SPD will Rente mit 67 weiter aufweichen

Die SPD denkt über weitere Erleichterungen für den Übergang zur Rente vor dem regulären Eintrittsalter mit 67 Jahren nach. Bundesarbeitsminister Olaf Scholz soll an einem Modell arbeiten, das Menschen mit Gesundheitsproblemen den früheren Rentenbezug mit geringeren Abschlägen ermöglicht. Das dürfte der Union gar nicht gefallen.

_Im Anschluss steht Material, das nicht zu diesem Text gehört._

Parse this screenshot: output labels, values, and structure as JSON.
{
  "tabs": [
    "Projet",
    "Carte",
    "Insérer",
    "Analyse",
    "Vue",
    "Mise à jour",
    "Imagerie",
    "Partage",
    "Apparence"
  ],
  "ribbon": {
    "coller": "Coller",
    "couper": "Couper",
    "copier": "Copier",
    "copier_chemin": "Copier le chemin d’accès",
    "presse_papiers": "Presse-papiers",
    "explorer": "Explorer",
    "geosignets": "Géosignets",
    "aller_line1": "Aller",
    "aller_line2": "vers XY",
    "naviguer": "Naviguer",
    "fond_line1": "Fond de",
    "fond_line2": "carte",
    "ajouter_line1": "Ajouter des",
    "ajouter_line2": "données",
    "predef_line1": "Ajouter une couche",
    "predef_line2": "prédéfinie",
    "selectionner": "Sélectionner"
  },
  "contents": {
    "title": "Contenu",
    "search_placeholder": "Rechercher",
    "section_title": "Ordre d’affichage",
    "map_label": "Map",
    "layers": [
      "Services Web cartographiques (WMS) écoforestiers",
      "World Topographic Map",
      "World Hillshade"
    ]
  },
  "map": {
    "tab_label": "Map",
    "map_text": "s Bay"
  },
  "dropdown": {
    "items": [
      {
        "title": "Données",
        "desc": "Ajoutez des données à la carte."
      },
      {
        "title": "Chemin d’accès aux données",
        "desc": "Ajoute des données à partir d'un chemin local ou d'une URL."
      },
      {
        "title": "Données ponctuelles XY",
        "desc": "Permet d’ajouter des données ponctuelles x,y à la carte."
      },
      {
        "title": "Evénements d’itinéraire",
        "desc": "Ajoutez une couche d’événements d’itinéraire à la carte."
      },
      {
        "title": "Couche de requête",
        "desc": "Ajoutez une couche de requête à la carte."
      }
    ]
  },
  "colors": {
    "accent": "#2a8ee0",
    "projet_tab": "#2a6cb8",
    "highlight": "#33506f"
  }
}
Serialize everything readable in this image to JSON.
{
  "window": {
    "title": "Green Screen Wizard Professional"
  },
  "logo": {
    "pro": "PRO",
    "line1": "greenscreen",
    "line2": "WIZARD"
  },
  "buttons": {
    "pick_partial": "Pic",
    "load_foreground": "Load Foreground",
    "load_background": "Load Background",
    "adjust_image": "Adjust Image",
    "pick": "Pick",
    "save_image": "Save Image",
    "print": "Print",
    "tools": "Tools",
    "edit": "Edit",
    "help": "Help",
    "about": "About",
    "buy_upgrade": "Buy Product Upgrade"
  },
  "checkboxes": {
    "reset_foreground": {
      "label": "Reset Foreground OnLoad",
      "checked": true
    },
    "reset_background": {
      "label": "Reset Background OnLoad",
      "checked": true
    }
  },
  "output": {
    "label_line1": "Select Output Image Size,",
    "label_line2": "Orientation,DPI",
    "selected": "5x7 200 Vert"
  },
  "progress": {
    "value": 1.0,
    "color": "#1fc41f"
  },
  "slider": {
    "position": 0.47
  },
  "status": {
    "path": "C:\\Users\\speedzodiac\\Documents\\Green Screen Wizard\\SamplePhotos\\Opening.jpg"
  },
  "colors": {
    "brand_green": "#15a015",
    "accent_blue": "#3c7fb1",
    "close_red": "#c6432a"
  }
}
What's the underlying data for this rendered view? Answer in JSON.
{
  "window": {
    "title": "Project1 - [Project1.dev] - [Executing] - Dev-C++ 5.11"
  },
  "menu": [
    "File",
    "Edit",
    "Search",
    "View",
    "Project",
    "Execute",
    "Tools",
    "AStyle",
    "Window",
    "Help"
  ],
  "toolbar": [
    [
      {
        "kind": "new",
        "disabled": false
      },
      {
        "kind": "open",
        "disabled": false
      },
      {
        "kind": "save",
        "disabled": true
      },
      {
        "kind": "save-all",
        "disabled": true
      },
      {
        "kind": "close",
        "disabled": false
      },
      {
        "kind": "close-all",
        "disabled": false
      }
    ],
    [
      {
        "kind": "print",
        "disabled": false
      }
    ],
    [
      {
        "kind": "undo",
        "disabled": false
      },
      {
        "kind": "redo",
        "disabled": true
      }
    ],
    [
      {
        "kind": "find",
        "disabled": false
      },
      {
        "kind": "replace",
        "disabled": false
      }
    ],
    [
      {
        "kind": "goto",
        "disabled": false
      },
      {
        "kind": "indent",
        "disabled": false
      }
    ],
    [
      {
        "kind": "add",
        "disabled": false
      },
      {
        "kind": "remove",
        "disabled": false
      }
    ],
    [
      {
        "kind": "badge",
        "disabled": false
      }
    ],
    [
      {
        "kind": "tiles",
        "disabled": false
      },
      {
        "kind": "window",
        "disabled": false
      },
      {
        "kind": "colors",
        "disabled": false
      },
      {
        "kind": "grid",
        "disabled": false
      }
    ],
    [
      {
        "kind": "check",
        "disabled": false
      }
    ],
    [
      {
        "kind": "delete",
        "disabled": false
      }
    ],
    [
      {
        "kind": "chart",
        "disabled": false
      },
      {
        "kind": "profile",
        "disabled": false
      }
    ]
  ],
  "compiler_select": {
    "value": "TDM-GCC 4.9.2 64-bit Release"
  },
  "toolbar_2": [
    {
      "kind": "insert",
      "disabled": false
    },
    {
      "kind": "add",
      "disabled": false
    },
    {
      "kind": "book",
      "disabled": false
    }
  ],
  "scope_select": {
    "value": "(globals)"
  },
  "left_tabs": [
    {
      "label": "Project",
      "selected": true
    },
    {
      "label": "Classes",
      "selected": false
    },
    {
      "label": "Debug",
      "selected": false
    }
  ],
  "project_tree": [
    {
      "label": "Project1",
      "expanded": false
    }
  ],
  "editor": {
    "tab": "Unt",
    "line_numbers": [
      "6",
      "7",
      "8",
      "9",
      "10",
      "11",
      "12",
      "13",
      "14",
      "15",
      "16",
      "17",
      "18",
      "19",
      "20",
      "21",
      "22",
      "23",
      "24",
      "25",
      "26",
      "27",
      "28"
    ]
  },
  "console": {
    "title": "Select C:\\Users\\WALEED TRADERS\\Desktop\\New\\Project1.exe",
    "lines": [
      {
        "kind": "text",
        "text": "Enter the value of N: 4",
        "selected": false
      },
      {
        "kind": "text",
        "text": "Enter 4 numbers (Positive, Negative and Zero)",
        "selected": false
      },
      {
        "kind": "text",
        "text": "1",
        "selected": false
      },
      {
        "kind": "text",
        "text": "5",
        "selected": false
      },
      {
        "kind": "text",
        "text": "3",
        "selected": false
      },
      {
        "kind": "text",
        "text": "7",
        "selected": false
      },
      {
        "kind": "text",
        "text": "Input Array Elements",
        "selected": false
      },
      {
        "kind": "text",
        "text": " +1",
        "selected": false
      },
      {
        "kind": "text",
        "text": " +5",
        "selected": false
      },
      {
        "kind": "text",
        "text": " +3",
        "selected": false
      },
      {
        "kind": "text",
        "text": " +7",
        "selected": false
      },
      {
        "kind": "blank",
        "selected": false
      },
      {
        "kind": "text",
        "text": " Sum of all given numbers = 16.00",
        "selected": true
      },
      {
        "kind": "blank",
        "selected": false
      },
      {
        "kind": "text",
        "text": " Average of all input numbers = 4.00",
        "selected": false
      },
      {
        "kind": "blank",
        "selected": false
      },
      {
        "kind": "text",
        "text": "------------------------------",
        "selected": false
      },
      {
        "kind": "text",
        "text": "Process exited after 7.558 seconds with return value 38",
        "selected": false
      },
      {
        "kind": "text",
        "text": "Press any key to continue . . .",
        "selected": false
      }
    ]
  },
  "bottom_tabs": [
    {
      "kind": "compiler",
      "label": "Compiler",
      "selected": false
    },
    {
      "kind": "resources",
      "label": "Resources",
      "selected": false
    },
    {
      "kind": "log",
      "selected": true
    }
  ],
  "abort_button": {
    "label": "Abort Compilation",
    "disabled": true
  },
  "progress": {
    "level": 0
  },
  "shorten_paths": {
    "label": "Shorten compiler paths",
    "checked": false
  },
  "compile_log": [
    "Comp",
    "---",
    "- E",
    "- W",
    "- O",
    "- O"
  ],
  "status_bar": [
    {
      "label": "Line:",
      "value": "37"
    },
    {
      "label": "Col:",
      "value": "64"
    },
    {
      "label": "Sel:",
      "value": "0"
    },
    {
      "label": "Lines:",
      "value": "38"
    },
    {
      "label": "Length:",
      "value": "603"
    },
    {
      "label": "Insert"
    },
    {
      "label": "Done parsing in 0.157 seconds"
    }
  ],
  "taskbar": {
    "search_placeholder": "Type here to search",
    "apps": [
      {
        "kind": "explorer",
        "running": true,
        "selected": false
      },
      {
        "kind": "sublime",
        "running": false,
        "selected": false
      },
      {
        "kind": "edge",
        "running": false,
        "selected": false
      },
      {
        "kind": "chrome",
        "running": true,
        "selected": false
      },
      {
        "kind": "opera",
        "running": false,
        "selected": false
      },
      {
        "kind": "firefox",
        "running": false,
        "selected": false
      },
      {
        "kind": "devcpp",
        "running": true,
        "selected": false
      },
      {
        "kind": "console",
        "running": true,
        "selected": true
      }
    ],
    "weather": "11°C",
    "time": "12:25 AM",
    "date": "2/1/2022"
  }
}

Dachdecker im Einsatz: Die SPD erwägt bei der Einführung der Rente mit 67 Sonderregelungen für besonders belastete Berufe und gesundheitlich angeschlagene Arbeitnehmer. Foto: dpaLupe

Dachdecker im Einsatz: Die SPD erwägt bei der Einführung der Rente mit 67 Sonderregelungen für besonders belastete Berufe und gesundheitlich angeschlagene Arbeitnehmer. Foto: dpa

HB BERLIN. „Es gibt Menschen, die aus gesundheitlichen Gründen nicht so lange arbeiten können. Deshalb suchen wir nun nach Lösungen, wie wir diesen Arbeitnehmern helfen können“, sagte SPD-Fraktionschef Peter Struck der „Welt am Sonntag“. Diese Arbeitnehmer bestimmter Berufsgruppen sollten schon vor Erreichen der gesetzlichen Altersgrenze mit geringeren Abschlägen als normal in den Ruhestand gehen können.

Die SPD werde dazu über die bereits vorgelegten Vorschläge hinaus mit Arbeitsminister Olaf Scholz Änderungen bei der Erwerbsminderungsrente prüfen. Neben der gesetzlichen Erwerbsminderungsrente sollten erstmalig auch die privaten Riester-Renten und die Betriebsrenten in das Modell einbezogen werden. Mit der Union werde ein solches Modell allerdings nicht durchzusetzen sein, sagte Struck. „Aber wir wollen ja auch nach der Bundestagswahl 2009 weiterregieren.“

Die SPD habe erkannt, dass „mit den notwendigen Maßnahmen der Agenda 2010 oder der Rente mit 67 große Vorbehalte entstanden sind, nicht nur bei den Arbeitnehmern, sondern auch in den Gewerkschaften“, sagte Struck. „Was die Rente mit 67 angeht, habe ich Verständnis für die Einwände. Denn es gibt Menschen, die aus gesundheitlichen Gründen nicht so lange arbeiten können.“

Das SPD-Präsidium hatte Mitte Juni bereits Vorschläge für den flexibleren Übergang in die Rente beschlossen. Dazu gehört die verlängerte staatliche Förderung von Altersteilzeit, die Streichung der Zuverdienstgrenzen bei der gesetzlichen Teilrente sowie der verbesserte Schutz von Arbeitszeitkonten. Die Union hatte diese Pläne zurückgewiesen.

Struck sagte, seine Partei wolle darüber hinaus die Erwerbsminderungsrente „in der gesetzlichen Rentenversicherung deutlich stärken und die beiden anderen Säulen der Altersversorgung, die betriebliche und die Riester-Rente, für das Erwerbsrisiko in die Pflicht nehmen“.